Create a database with one merged taxonomy out of various taxonomies from DiversityTaxonNames databases. The script creates a database named TaxaMergerDB in MySQL. The MySQL database is used for applying taxonomies to the Specimens in ZFMK's CollectionCatalogue.
The rules for merging taxonomies are:
If there are the same taxa in different taxonomies:
- take the taxon with the longest path to the root
- if several pathes have the same length, take the taxon from the taxonomy first occuring in the config file. So the use of the taxonomies can be ordered to some extent
This is a very simple algorithm, feel free to clone the code and add more advanced decision making rules. If you do so, I would appreciate a pull request.
- Access to a MS SQL database of DiversityTaxonNames is required. The user must have the privileges to create and write into temporary tables (aka Hash tables) there.

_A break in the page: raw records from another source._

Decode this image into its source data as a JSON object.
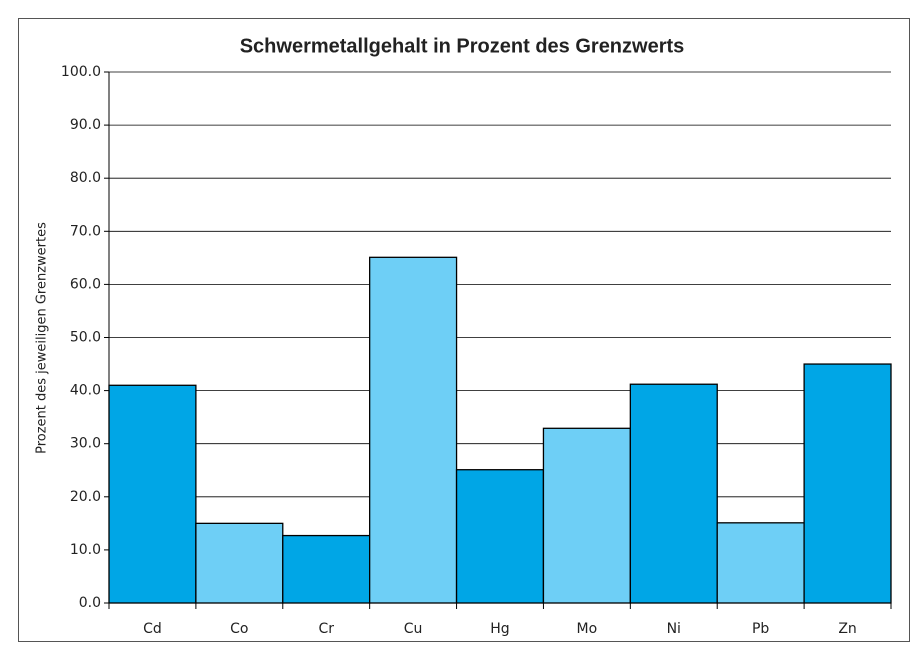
{
  "chart_data": {
    "type": "bar",
    "title": "Schwermetallgehalt in Prozent des Grenzwerts",
    "y_label": "Prozent des jeweiligen Grenzwertes",
    "categories": [
      "Cd",
      "Co",
      "Cr",
      "Cu",
      "Hg",
      "Mo",
      "Ni",
      "Pb",
      "Zn"
    ],
    "values": [
      41.0,
      15.0,
      12.7,
      65.1,
      25.1,
      32.9,
      41.2,
      15.1,
      45.0
    ],
    "colors": [
      "#00a6e6",
      "#6ecff6",
      "#00a6e6",
      "#6ecff6",
      "#00a6e6",
      "#6ecff6",
      "#00a6e6",
      "#6ecff6",
      "#00a6e6"
    ],
    "ylim": [
      0,
      100
    ],
    "yticks": [
      {
        "value": 0,
        "label": "0.0"
      },
      {
        "value": 10,
        "label": "10.0"
      },
      {
        "value": 20,
        "label": "20.0"
      },
      {
        "value": 30,
        "label": "30.0"
      },
      {
        "value": 40,
        "label": "40.0"
      },
      {
        "value": 50,
        "label": "50.0"
      },
      {
        "value": 60,
        "label": "60.0"
      },
      {
        "value": 70,
        "label": "70.0"
      },
      {
        "value": 80,
        "label": "80.0"
      },
      {
        "value": 90,
        "label": "90.0"
      },
      {
        "value": 100,
        "label": "100.0"
      }
    ],
    "grid": true
  }
}
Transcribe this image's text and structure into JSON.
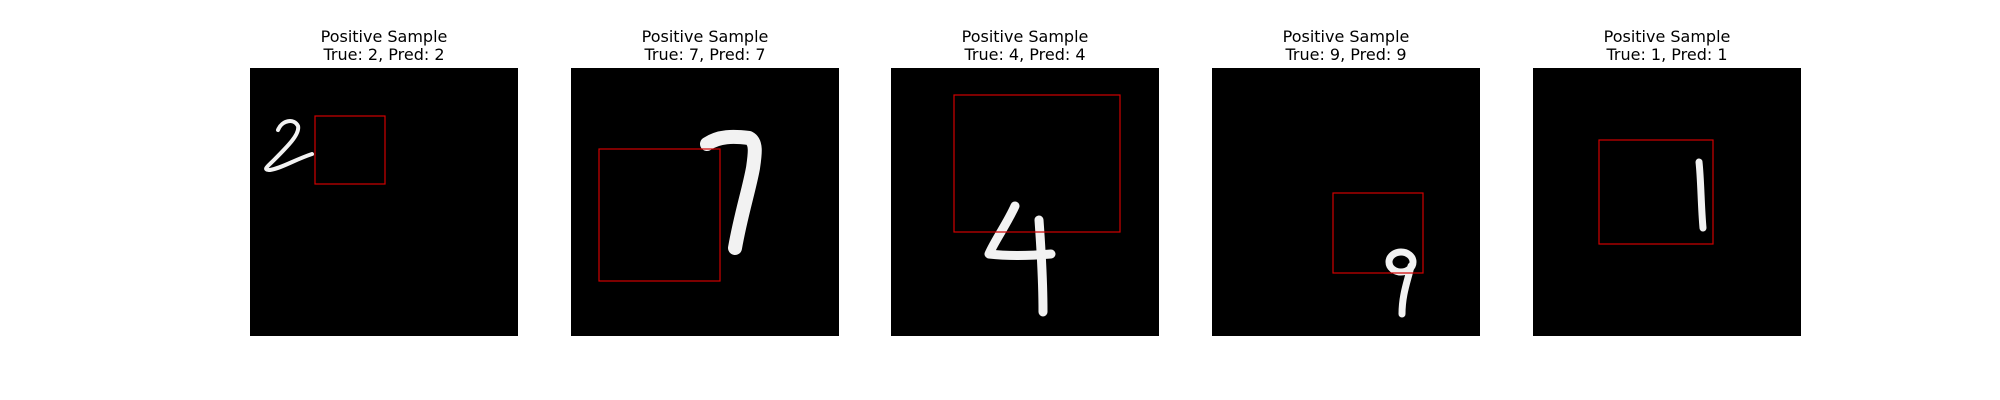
{
  "panels": [
    {
      "title": "Positive Sample",
      "subtitle": "True: 2, Pred: 2",
      "digit": "2",
      "box_color": "#d00000"
    },
    {
      "title": "Positive Sample",
      "subtitle": "True: 7, Pred: 7",
      "digit": "7",
      "box_color": "#d00000"
    },
    {
      "title": "Positive Sample",
      "subtitle": "True: 4, Pred: 4",
      "digit": "4",
      "box_color": "#d00000"
    },
    {
      "title": "Positive Sample",
      "subtitle": "True: 9, Pred: 9",
      "digit": "9",
      "box_color": "#d00000"
    },
    {
      "title": "Positive Sample",
      "subtitle": "True: 1, Pred: 1",
      "digit": "1",
      "box_color": "#d00000"
    }
  ]
}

- An installation of FreeTDS for connecting to the DiversityTaxonNames database (see FreeTDS below)
Connect to MySQL as root:
sudo mysql -u root
Create a database TaxaMergerDB and grant all permissions to a specific user:
CREATE DATABASE TaxaMergerDB;
CREATE USER taxadb_user@localhost IDENTIFIED BY 'a good password';
GRANT ALL ON TaxaMergerDB.* TO taxadb_user@localhost;
python3 -m venv tnt_taxa_merger_venv
cd tnt_taxa_merger_venv
Activate virtual environment:
source bin/activate
Upgrade pip and setuptools
python -m pip install -U pip
pip install --upgrade pip setuptools
Clone gbif2mysql from github:
git clone https://github.com/ZFMK/tnt_taxa_merger.git
Install the tnt_taxa_merger script:
cd tnt_taxa_merger
python setup.py develop
Create and edit the config file
cp config.template.ini config.ini
Insert the needed connection values for TaxaMergerDB in section [taxamergerdb]
[taxamergerdb]
host =
user =
passwd =
db = TaxaMergerDB
charset = utf8
Edit, add or remove sections for the DiversityTaxonNames databases. Each section name must start with tnt_ in the name to be recognized by the script. The order of the sections is important as it defines which database to prefer when there are duplicate taxon names with the same length of there taxonomy path. Set the ids of the projects from which the taxonomies should be read for each section
[tnt_zfmk_arthropoda]
connection = DSN=TNT@Server1;UID=username;PWD=my_password;PORT=1433
dbname = Arthropoda
projectids = 50008,50017
[tnt_gbol_Vertebrata]
connection = DSN=TNT@Server2;UID=username;PWD=a_password;PORT=1433
dbname = Vertebrata
projectids = 85,930
The script uses the FreeTDS driver to connect to MS SQL2 Server database (see below). Each value for DSN=
must match the section name of an entry in /etc/odbc.ini
.
python taxamerger.py
This script takes about 1.5 hours on a machine with MySQL database on SSD but old AMD FX 6300 CPU. Might be a lot faster with a more recent machine. Progress is logged to file gbif_tnt_taxamerger.log
Download and install FreeTDS driver for SQL-Server Database
wget ftp://ftp.freetds.org/pub/freetds/stable/freetds-1.2.18.tar.gz
tar -xf freetds-1.2.18.tar.gz
cd freetds-1.2.18
./configure --prefix=/usr --sysconfdir=/etc --with-unixodbc=/usr --with-tdsver=7.2
make
sudo make install
Setup odbc-driver and config
Create file tds.driver.template
with content:
[FreeTDS]
Description = v0.82 with protocol v8.0
Driver = /usr/lib/libtdsodbc.so
Register driver
sudo odbcinst -i -d -f tds.driver.template
Create entry in /etc/odbc.ini
[TNT@Server2]
Driver=FreeTDS
TDS_Version=7.2
APP=Some meaningful appname
Description=DWB SQL DWB Server
Server=<some TaxonNames Server>
Port=<port>
Database=<a TaxonNames database>
QuotedId=Yes
AnsiNPW=Yes
Mars_Connection=No
Trusted_Connection=Yes
client charset = UTF-8